Nel Timeo il Demiurgo soffiava nel corpo del cosmo per vivificarlo, donandogli un’anima unica che tutti accomuna; il capitalismo assoluto soffia nello spazio e nel tempo per dividere, per frammentare e lasciare dietro di sé un mondo fatto unicamente di cose. L’effetto di tale pratica non è solo la divisione e la formazione di individui anti-comunitari, ma una miriade di specializzazioni che consentono di acquisire un numero notevole di informazioni tecniche, ma inibiscono ogni pensiero della totalità.
Democrazia senza verità e senza prassi.
Pertanto, non resta che il calcolo nichilistico delle tecniche di produzione e controllo, a cui si è passivamente sussunti.
György Lukács coglie la profondità della crisi della democrazia occidentale, e nel contempo analizza nell’Unione Sovietica l’altro volto della stessa crisi: il neopositivismo imperante della burocrazia di Stato che, mentre controlla, nega la libertà consapevole della prassi, il farsi della libertà nelle circostanze storiche in cui gli esseri umani vengono a trovarsi. Il comunismo avrebbe dovuto fondare il regno della libertà, ma al suo posto non vi è che il potere sovietico speculare, seppure in in modo differente, al potere del capitalismo.

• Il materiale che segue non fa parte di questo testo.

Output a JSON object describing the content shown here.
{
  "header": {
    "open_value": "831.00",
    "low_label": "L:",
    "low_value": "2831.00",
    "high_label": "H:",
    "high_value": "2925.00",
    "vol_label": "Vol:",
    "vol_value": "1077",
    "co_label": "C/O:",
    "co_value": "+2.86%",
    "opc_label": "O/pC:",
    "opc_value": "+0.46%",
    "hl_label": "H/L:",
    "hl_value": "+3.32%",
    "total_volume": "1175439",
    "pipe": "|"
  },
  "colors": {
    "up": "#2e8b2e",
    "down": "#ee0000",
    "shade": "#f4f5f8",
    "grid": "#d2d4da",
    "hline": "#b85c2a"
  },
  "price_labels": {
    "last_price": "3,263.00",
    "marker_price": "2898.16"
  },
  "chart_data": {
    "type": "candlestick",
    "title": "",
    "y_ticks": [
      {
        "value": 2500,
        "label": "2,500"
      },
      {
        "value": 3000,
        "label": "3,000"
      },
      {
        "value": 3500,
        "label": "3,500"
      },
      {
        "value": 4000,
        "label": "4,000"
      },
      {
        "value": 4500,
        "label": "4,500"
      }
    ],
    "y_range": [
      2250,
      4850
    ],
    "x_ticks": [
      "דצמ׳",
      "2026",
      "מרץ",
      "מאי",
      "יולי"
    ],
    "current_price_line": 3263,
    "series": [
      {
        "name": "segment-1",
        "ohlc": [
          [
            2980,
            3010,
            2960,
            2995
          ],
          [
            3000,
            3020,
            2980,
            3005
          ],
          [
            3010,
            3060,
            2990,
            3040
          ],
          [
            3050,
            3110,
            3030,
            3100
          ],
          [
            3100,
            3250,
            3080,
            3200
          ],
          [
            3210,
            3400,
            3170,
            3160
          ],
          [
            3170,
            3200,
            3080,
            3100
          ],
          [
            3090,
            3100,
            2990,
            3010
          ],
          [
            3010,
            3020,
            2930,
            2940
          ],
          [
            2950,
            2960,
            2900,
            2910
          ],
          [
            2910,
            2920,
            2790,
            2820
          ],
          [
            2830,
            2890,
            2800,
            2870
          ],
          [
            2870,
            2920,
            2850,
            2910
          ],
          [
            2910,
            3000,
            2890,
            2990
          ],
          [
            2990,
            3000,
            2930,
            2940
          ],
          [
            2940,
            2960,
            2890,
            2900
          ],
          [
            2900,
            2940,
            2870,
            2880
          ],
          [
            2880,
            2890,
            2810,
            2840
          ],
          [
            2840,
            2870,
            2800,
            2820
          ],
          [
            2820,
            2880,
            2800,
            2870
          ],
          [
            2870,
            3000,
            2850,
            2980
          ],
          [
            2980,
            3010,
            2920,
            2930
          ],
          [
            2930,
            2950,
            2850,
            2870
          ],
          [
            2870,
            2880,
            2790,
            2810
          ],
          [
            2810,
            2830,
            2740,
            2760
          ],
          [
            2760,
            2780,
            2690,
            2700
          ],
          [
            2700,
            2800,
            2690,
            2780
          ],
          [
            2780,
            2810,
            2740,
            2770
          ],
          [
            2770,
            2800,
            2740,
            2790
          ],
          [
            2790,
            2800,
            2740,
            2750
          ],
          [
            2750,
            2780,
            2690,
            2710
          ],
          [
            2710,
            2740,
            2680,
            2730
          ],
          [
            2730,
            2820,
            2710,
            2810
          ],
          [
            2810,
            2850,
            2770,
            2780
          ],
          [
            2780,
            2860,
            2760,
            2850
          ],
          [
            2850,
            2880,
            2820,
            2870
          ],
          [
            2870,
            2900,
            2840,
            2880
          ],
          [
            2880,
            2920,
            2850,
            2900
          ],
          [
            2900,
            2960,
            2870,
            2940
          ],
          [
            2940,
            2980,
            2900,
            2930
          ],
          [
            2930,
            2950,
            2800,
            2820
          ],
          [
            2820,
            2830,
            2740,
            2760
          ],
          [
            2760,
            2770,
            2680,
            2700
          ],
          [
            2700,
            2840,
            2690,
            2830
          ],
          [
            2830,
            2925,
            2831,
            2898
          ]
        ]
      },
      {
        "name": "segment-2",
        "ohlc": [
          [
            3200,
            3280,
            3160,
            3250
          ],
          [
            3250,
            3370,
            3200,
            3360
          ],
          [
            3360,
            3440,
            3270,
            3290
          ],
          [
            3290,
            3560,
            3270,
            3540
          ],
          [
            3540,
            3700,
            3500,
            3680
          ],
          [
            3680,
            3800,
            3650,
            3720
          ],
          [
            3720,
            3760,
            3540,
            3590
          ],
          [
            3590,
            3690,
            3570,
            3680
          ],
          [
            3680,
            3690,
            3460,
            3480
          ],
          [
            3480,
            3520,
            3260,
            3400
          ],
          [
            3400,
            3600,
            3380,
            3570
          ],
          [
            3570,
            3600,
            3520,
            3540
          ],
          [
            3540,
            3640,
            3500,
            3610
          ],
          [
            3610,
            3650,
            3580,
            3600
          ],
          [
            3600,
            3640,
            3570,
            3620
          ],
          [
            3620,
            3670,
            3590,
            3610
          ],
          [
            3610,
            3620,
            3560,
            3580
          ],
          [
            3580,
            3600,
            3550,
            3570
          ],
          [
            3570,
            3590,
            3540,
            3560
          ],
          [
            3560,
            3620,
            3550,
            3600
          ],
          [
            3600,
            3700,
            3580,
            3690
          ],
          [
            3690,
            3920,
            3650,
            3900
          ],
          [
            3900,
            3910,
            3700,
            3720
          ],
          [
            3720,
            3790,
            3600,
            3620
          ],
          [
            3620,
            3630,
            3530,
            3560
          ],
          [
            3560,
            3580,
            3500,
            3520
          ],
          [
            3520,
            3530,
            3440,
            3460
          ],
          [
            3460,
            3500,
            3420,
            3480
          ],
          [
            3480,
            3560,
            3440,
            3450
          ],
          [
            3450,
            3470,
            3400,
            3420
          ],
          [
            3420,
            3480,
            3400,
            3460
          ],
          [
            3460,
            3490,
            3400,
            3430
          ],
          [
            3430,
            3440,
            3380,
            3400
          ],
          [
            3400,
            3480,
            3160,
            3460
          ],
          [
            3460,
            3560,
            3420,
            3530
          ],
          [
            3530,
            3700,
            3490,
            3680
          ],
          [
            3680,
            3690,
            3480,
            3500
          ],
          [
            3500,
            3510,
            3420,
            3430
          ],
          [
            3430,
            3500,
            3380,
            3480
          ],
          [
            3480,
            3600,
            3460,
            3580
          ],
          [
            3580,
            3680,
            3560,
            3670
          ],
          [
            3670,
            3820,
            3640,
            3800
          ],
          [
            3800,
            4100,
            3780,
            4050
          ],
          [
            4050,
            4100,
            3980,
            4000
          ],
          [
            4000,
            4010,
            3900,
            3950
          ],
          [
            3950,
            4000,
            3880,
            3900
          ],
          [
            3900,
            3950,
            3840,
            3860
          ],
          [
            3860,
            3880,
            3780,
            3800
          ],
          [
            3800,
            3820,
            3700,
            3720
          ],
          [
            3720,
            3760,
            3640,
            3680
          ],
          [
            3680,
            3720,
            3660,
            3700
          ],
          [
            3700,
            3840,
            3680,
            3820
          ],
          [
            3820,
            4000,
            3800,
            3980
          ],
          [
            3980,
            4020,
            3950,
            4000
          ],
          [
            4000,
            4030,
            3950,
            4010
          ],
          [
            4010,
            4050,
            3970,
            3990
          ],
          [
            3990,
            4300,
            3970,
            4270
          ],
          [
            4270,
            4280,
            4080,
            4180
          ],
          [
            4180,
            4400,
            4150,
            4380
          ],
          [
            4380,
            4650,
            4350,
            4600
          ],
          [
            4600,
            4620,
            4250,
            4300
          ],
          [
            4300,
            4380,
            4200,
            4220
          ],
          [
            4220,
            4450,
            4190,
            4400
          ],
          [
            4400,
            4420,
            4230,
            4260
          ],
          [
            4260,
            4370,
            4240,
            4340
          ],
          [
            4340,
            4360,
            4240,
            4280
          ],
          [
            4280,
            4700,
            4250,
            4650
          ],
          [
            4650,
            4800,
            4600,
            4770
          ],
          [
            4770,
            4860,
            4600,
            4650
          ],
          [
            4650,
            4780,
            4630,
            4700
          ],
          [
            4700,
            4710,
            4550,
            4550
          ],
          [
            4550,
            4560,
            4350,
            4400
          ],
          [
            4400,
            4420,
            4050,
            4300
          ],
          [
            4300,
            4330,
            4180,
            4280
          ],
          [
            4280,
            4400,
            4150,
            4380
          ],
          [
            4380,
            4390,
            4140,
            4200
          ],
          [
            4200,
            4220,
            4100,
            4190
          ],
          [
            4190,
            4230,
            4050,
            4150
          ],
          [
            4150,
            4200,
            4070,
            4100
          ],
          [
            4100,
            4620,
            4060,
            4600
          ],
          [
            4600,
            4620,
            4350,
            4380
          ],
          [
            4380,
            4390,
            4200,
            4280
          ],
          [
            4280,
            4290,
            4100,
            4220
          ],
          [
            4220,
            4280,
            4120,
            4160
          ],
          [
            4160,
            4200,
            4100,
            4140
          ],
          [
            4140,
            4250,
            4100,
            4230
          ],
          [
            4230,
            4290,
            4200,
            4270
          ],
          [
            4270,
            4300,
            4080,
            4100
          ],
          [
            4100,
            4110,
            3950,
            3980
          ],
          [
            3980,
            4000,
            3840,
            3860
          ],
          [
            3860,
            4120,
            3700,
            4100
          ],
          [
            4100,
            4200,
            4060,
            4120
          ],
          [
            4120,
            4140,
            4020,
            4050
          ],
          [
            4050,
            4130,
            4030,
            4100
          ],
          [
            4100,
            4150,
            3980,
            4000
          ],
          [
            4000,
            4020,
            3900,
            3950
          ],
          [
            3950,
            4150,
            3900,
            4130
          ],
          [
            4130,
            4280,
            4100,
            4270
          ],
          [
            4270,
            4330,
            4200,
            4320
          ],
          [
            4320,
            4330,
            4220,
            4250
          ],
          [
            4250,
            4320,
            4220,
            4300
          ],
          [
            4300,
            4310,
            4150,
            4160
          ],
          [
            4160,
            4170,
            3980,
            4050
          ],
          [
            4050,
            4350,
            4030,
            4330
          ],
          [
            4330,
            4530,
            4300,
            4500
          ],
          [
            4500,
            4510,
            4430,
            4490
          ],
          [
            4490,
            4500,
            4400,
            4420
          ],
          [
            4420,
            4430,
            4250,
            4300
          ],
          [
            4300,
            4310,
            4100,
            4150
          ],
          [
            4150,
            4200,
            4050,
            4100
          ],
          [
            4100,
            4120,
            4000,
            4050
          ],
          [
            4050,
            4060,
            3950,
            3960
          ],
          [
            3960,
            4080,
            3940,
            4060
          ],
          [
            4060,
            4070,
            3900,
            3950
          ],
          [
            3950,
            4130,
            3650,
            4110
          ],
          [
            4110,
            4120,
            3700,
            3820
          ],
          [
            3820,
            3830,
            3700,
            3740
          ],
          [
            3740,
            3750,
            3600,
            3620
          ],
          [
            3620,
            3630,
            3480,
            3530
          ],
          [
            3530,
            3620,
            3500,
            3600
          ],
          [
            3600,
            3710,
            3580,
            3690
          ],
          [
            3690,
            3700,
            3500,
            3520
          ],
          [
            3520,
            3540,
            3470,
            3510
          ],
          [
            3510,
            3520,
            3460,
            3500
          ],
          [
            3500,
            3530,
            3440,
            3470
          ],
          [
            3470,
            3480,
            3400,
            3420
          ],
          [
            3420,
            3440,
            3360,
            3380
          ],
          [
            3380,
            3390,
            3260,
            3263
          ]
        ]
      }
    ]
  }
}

Verità e democrazia sostanziale
L’arsura della libertà è globale. G. Lukács ne analizza il suo realizzarsi per riflettere sulla grande possibilità della Rivoluzione russa di fondare una democrazia sostanziale trascendendo i limiti della democrazia borghese. La scomposizione del mondo in settori tecnici riafferma un mondo in cui non solo i settori della conoscenza, ma anche l’essere umano è disperso in funzioni, le quali alimentano il pensiero calcolante incompatibile con la partecipazione politica, la quale presuppone la capacità di intendere la totalità-verità, in modo da mettere in pratica processi collettivi trasformativi. Il pensiero calcolante e positivista è profondamente conservatore, poiché consente – al capitale come al comunismo burocratizzato – di ipostatizzarsi:

 

«Il processo si trasforma in una riunione obbiettiva di sistemi razionalizzati parziali, la cui unità è determinata soltanto calcolisticamente e che debbono quindi presentarsi in una reciproca accidentalità. La scomposizione razional-calcolistica del processo lavorativo annienta la necessità organica delle operazioni parziali che sono reciprocamente collegate e che arrivano ad unificarsi nel prodotto. L’unità del prodotto come merce non coincide più con la sua unità come valore d’uso: l’autonomizzazione tecnica delle manipolazioni parziali nelle quali essa sorge, mentre la società si trasforma da parte a parte in senso capitalistico, si esprime anche sul terreno economico come autonomizzazione delle operazioni parziali, come relativizzazione crescente del carattere di merce di un prodotto ai diversi gradi della sua produzione. Ed a questa possibilità di operare una scissione spazio-temporale nella produzione di un valore d’uso è di solito associata la connessione spazio-temporale di manipolazioni parziali che si riferiscono a loro volta a valori d’uso del tutto eterogenei».[1]

 

Rivoluzione russa: Trockij
La Rivoluzione russa è stata il luogo politico in cui le scissioni potevano risolversi per ricostituire l’unità aprendo alla libertà. Le condizioni storiche terribili in cui la Rivoluzione al suo esordio ha dovuto operare non ha impedito la discussione interna e il confronto tra modelli politici diversi di sviluppo della democrazia. Trockij proponeva non solo l’industrializzazione veloce – in quanto l’Unione Sovietica era in fortissimo ritardo rispetto all’Occidente aggressore – ma sosteneva specialmente la burocratizzazione dei sindacati, poiché la classe operaia non necessitava di corpi medi di discussione, in quanto Stato comunista.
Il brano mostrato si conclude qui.